A UCP Client Bundle provides the following items to a client that intends to use or manage the cluster:

  1. Account security key
  2. Environment variables to set the connection destination.
  3. UCP certificate files to trust.

Client certificates for administrators

UCP issues different types of certificates depending on the user:

  1. User certificate bundles: only allow running docker commands through a UCP manager node.
  2. Admin user certificate bundles: allow running docker commands on the Docker Engine of any node.

Docker image signing

Docker supports image signing since Docker 1.8 (implemented as a separate piece of plumbing called Notary).

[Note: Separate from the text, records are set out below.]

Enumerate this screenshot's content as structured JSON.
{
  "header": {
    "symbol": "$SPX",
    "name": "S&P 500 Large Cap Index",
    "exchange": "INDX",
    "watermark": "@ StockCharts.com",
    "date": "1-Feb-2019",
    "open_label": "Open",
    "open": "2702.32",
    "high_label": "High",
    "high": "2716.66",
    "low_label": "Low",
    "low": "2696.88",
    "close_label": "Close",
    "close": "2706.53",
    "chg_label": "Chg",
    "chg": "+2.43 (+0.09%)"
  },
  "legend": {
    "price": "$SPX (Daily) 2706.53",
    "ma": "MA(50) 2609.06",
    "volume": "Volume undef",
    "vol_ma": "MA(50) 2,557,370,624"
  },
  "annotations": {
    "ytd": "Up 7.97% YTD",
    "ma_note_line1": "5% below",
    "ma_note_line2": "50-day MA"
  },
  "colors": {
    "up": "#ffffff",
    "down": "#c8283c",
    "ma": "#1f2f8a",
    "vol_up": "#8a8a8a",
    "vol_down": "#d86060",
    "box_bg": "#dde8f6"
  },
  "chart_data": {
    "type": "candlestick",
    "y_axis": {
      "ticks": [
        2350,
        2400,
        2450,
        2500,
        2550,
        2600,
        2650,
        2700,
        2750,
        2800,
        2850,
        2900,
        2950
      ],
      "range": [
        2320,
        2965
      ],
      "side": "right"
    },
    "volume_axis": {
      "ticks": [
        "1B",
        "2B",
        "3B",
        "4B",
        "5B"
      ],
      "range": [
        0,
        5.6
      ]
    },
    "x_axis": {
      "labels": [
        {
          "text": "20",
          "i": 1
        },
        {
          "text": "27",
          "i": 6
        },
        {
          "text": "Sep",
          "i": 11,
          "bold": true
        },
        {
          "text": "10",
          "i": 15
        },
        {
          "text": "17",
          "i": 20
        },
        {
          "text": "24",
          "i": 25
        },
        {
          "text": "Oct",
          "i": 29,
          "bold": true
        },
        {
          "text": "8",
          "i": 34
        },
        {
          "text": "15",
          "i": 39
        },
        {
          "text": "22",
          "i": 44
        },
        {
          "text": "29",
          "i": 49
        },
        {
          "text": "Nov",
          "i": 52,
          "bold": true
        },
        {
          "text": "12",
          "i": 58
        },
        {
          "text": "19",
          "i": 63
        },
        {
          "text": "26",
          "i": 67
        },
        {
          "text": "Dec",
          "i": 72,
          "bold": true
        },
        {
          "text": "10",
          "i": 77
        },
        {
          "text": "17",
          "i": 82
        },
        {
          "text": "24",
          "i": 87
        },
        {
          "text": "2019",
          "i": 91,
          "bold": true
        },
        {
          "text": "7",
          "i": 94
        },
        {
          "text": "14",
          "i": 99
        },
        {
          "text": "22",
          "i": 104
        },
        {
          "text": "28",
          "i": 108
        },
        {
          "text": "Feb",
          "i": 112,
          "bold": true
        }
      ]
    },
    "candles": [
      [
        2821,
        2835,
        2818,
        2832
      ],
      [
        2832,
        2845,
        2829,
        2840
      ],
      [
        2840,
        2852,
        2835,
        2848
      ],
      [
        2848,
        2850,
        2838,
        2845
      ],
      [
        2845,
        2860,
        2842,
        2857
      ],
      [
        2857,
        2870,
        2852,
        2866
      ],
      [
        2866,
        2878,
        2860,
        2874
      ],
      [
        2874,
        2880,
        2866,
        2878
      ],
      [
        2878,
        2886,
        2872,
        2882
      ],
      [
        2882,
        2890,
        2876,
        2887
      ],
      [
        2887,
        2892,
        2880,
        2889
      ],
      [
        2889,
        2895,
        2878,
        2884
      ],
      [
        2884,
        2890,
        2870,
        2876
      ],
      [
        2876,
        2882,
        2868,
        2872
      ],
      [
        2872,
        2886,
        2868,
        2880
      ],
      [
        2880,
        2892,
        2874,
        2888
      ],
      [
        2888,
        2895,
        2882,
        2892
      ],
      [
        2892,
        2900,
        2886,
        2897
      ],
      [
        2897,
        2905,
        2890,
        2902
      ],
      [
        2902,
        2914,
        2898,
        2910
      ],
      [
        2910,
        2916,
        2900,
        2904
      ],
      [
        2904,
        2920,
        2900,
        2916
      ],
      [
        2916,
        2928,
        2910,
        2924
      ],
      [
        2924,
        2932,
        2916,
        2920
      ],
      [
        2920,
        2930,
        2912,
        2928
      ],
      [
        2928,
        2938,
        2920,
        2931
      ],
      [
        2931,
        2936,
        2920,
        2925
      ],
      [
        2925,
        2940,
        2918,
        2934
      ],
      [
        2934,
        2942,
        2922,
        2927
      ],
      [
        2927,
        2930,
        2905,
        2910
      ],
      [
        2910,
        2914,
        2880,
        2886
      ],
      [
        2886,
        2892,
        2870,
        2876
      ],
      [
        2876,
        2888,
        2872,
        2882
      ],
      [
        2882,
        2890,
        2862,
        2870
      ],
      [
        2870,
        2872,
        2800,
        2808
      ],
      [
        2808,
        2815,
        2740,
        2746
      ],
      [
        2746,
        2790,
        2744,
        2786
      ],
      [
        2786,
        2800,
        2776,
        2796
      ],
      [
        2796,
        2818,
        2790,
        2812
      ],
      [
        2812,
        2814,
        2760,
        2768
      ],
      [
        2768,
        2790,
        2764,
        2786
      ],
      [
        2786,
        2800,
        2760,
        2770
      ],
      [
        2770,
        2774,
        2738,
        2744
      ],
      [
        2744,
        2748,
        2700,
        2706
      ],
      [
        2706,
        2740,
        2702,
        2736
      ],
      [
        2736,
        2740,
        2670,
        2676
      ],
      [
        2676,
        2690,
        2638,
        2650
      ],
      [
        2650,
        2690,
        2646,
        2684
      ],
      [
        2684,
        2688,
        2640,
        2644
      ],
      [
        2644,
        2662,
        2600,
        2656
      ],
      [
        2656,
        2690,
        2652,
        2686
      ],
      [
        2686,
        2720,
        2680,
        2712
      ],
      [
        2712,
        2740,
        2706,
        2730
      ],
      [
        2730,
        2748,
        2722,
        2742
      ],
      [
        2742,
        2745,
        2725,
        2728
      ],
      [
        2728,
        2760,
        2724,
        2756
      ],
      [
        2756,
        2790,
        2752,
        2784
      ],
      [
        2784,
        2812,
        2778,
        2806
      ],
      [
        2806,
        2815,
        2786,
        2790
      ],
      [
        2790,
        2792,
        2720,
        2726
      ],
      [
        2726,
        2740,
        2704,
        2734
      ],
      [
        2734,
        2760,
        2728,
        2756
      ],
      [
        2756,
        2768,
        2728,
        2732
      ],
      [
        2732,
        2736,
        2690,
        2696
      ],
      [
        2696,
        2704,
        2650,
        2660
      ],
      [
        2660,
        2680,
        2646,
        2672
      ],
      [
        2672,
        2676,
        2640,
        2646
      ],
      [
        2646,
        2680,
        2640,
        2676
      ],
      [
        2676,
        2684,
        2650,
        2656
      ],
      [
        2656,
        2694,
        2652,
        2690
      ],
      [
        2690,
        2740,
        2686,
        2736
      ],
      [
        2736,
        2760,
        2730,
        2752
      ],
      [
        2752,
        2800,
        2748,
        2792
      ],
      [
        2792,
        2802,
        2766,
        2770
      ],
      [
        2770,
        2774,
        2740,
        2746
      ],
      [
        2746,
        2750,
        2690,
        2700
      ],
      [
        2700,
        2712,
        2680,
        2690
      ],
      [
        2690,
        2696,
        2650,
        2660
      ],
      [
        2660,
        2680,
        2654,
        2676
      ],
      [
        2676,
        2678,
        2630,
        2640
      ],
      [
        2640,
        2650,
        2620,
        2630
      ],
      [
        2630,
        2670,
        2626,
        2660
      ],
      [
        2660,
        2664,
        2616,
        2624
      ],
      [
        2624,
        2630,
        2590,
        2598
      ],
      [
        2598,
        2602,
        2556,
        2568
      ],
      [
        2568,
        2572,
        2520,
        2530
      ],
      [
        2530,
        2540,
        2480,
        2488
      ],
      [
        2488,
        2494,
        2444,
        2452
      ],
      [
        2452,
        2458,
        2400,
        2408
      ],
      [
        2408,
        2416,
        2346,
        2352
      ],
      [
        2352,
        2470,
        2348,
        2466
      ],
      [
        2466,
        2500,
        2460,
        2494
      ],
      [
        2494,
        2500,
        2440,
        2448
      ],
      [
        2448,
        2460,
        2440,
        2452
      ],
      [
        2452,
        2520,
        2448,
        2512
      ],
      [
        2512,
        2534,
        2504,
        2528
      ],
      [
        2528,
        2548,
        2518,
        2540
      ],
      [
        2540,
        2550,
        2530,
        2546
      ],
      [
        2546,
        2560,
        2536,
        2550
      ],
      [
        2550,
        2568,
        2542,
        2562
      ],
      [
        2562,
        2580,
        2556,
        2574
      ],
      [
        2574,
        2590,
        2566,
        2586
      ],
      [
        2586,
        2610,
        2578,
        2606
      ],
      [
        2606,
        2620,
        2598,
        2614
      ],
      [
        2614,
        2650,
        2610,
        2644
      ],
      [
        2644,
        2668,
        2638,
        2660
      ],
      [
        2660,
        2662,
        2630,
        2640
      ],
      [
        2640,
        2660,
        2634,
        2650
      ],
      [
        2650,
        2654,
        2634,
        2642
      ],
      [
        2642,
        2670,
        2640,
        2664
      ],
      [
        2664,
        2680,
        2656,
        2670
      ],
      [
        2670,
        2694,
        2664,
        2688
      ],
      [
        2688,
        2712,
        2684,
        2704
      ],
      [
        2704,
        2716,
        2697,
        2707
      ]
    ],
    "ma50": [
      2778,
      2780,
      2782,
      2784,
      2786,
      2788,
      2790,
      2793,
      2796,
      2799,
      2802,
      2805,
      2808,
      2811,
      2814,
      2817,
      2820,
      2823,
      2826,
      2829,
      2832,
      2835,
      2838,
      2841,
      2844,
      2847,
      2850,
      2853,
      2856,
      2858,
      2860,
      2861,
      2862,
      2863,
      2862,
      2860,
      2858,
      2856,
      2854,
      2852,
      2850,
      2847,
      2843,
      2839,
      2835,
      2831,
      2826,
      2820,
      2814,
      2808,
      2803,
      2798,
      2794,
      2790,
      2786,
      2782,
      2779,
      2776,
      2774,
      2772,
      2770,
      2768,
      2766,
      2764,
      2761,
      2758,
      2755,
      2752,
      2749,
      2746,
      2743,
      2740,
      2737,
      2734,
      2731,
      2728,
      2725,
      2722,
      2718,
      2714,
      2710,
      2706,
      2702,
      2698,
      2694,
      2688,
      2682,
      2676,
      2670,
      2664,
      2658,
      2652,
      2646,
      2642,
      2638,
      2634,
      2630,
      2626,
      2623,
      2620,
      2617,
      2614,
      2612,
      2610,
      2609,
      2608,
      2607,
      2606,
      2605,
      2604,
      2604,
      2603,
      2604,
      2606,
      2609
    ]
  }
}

REF: https://docs.docker.com/engine/security/trust/content_trust/

Enable and disable content trust per-shell or per-invocation

# To enable content trust in a bash shell enter the following command:
export DOCKER_CONTENT_TRUST=1

# In an environment where DOCKER_CONTENT_TRUST is set, you can use the --disable-content-trust flag to run
# individual operations on tagged images without content trust on an as-needed basis.
cat Dockerfile
> FROM docker/trusttest:latest
> RUN echo

# To build a container successfully using this Dockerfile:
docker build --disable-content-trust -t <username>/nottrusttest:latest .

# The same is true for all the other commands, such as pull and push:
docker pull --disable-content-trust docker/trusttest:latest
docker push --disable-content-trust <username>/nottrusttest:latest

# To invoke a command with content trust enabled regardless of whether or how the DOCKER_CONTENT_TRUST is set:
docker build --disable-content-trust=false -t <username>/trusttest:testing .

Sign images that UCP can trust

See also Sign image and push to DTR in docker-dtr.

  1. With the command above you’ll be able to sign your DTR images, but UCP will not trust them because it cannot tie the private key you’re using to sign the images to your UCP account.

    To sign images in a way that UCP trusts them, you need to:

    1. Configure your Notary client.
    2. Initialize trust metadata for the repository.
    3. Delegate signing to the keys in your UCP client bundle.

When content trust is enabled,

  1. The docker CLI commands that operate on tagged images must either have content signatures or explicit content hashes. The commands that operate with content trust are: push, build, create, pull, run

  2. The Docker client only allows docker pull to retrieve signed images. However, an operation with an explicit content hash always succeeds as long as the hash exists: E.g.

    $ docker pull someimage@sha256:d149ab53f8718e987c3a3024bb8aa0e2caadf6c0328f1d9d850b2a2a67f2819a

  3. Trust for an image tag is managed through the use of signing keys. A key set is created when an operation using content trust is first invoked. A key set consists of the following classes of keys.
    1. An offline key is used to create tagging keys. Offline keys belong to a person or an organisation. Resides client-side. You should store these in a safe place and back them up.
    2. A tagging key is associated with an image repository. Creators with this key can push or pull any tag in this repository. This resides on client-side.
    3. A timestamp key is associated with an image repository. This is created by Docker and resides on the server.

REF: https://docs.docker.com/engine/security/trust/content_trust/

Scan images for vulnerabilities

REF: https://docs.docker.com/ee/dtr/user/manage-images/scan-images-for-vulnerabilities/

  1. Docker Security Scanning is available as an add-on to Docker Trusted Registry, and an administrator configures it for your DTR instance.
  2. Only users with write access to a repository can manually start a scan.
  3. Users with read-only access can view the scan results, but cannot start a new scan.